Mission impossible ? La quête de pluralisme enflamme la rentrée de l'audiovisuel public
Avec de nouveaux chroniqueurs comme Charles Sapin ou Eugénie Bastié, l'audiovisuel public veut élargir son éventail vers la droite au nom du pluralisme à l'approche de la présidentielle. Jusqu'à être accusé de donner des gages à l'extrême droite qui l'a mis sous surveillance.
L'arrivée de Charles Sapin, directeur adjoint de Valeurs actuelles, pour un édito le dimanche matin sur France Inter fait tanguer la rentrée de Radio France, où les salariés sont appelés à la grève dimanche et lundi, pour s'opposer à ce recrutement.
Les syndicats mettent en avant les condamnations du magazine pour des couvertures passées sur les Roms (2013) ou sur l'élue LFI Daniel Obono dépeinte en esclave (2020), et la présence dans son actionnariat du milliardaire proche de l'extrême droite, Pierre-Edouard Stérin.

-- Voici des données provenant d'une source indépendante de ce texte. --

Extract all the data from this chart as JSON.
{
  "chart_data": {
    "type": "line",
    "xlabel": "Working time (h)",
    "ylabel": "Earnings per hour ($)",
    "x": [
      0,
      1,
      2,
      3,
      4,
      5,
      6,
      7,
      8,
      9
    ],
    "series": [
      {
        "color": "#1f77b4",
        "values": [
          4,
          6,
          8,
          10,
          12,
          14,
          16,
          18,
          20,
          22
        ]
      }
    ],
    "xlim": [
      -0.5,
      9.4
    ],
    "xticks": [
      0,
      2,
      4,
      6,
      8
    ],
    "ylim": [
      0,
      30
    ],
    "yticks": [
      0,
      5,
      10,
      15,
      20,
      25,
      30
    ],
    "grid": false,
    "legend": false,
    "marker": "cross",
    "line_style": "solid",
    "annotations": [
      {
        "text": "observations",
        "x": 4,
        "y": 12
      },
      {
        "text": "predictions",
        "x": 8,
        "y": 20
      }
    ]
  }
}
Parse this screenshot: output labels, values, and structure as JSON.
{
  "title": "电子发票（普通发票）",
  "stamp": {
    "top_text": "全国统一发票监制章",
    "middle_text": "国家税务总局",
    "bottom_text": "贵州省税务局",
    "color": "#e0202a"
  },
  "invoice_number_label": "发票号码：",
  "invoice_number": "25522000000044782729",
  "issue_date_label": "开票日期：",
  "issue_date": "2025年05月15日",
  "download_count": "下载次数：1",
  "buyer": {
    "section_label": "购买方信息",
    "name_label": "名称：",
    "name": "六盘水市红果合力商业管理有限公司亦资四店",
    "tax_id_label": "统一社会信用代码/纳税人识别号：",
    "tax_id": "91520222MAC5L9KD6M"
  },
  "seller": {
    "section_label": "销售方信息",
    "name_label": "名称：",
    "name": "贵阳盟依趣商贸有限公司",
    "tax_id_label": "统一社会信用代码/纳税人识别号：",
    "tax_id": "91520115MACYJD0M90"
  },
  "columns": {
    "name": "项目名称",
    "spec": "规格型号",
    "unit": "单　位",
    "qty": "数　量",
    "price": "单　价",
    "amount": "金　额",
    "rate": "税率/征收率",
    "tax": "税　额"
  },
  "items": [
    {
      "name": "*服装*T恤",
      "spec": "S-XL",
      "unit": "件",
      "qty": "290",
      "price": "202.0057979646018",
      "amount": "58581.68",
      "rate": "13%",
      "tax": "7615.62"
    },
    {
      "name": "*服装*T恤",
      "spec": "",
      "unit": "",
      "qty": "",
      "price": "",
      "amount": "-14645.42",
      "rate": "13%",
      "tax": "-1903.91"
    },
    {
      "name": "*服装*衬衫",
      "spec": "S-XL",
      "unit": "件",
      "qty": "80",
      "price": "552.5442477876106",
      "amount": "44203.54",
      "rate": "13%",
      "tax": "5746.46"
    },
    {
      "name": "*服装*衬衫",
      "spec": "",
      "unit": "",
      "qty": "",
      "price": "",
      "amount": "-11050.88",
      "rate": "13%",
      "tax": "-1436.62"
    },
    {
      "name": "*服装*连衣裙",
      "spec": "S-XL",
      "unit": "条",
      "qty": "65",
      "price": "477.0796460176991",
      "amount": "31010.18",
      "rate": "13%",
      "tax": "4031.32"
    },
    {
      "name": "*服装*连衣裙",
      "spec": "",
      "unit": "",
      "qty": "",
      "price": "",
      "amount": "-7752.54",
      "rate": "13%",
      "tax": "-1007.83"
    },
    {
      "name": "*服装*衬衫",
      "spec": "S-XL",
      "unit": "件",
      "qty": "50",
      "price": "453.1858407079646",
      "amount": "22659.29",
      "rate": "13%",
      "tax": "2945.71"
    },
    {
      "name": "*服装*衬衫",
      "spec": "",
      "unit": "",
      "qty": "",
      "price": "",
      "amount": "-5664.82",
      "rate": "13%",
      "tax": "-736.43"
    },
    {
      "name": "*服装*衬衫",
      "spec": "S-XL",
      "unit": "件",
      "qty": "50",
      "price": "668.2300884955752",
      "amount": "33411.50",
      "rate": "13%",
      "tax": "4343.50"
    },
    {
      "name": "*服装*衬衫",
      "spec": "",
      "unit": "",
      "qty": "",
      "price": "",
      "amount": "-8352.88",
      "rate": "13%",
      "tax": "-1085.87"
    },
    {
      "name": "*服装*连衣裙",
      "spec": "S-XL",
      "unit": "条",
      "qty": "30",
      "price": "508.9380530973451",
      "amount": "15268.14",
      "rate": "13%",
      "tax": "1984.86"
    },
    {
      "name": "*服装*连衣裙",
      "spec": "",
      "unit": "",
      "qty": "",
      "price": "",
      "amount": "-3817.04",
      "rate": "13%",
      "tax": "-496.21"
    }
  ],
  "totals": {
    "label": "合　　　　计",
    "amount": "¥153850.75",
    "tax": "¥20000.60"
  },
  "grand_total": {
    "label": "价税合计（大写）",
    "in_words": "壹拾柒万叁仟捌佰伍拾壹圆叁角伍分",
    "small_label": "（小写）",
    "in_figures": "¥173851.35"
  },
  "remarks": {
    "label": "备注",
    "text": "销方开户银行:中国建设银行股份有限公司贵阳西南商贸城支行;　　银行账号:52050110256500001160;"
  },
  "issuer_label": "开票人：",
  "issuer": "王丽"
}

A l'image de Jean-Luc Mélenchon, qui voit dans ce recrutement une "colonisation par les fachos", ou, à l'inverse, Bruno Retailleau (LR) fustigeant le "sectarisme (des) rédactions de Radio France", la polémique a immédiatement pris un tour politique.
- Différences -
La patronne du groupe public Sibyle Veil a défendu le choix de donner la parole à "des gens qui ne pensent pas la même chose".
Mais l'arrivée d'une plume de Valeurs actuelles est perçue comme une réponse au procès en manque de neutralité instruit par le député UDR Charles Alloncle, allié du Rassemblement national, lors de la récente commission d'enquête parlementaire sur l'audiovisuel public.
"C'est un gage donné à ce discours sans cesse répété dans les +médias (du milliardaire conservateur) Bolloré+ et au niveau du RN qu'il y a un biais progressiste dans les médias publics", affirme Arnaud Mercier, professeur en communication à l'Université Paris-Panthéon-Assas, qui y voit "une victoire dans la bataille culturelle menée contre ces médias publics".
A France Inter, première radio du pays en audience, ces dernières années ont été marquées par le licenciement de l'humoriste de gauche Guillaume Meurice, après sa blague sur le chef du gouvernement israélien Benjamin Netanyahu, et le passage en hebdomadaire puis la suppression d'une émission emblématique de Charline Vanhoenacker, elle-même restée sur la grille.
Mais sur les réseaux sociaux, les détracteurs de l'audiovisuel public continuent de pointer la présence de figures trop à gauche à leurs yeux, comme la journaliste Salomé Saqué, accueillie dans l'émission sur l'environnement "La terre au carré". Et depuis la rentrée, des humoristes maison ont déjà alimenté des critiques pour leurs saillies contre l'extrême droite.
- "Casse-tête" -
"Tout passe par le prisme politique. Quand il s'agit de Thomas Legrand", qui n'a pas été reconduit, un an après ses propos controversés sur Rachida Dati dans une vidéo, "on nous dit qu'on cède à l'extrême droite. Quand on fait appel à (l'humoriste) Merwane Benlazar, c'est un pied-de-nez à Alloncle" qui l'avait ciblé, note-t-on en interne.
Pour plusieurs acteurs de l'audiovisuel public, les règles du jeu sont devenues un casse-tête. Depuis 2024, le Conseil d'État a élargi les obligations de pluralisme aux courants de pensée et d'opinion et non plus seulement aux temps de parole politique.
"On ne nous dit pas comment appliquer ce truc", souligne un de ses cadres.
Sur France Télévisions, l'arrivée dans l'émission "L'heure de vérité" de la journaliste conservatrice Eugénie Bastié a suscité des critiques en interne. Un économiste de gauche, Thomas Porcher, figure aussi au casting.
Le débat sur la "droitisation" a aussi gagné la chaîne privée BFMTV, où a débarqué l'ex des médias de la galaxie Bolloré, Sonia Mabrouk.
Pour l'essayiste Chloé Morin, c'est davantage un phénomène de "polarisation" qui est à l'œuvre.
"Les rédactions se crispent pour des raisons qui sont parfois idéologiques, mais aussi à cause de la guerre entre les médias", estime-t-elle. "A France Inter, ils serrent les rangs parce qu'ils sont très attaqués. Chez Bolloré, ils sont un peu comme une citadelle assiégée".
"On ne laissera sûrement pas tranquilles les rédactions de l'audiovisuel public", a d'ailleurs promis cette semaine sur CNews Jules Torres, rédacteur en chef de "L'infiltré", nouveau média dans le giron de Vincent Bolloré.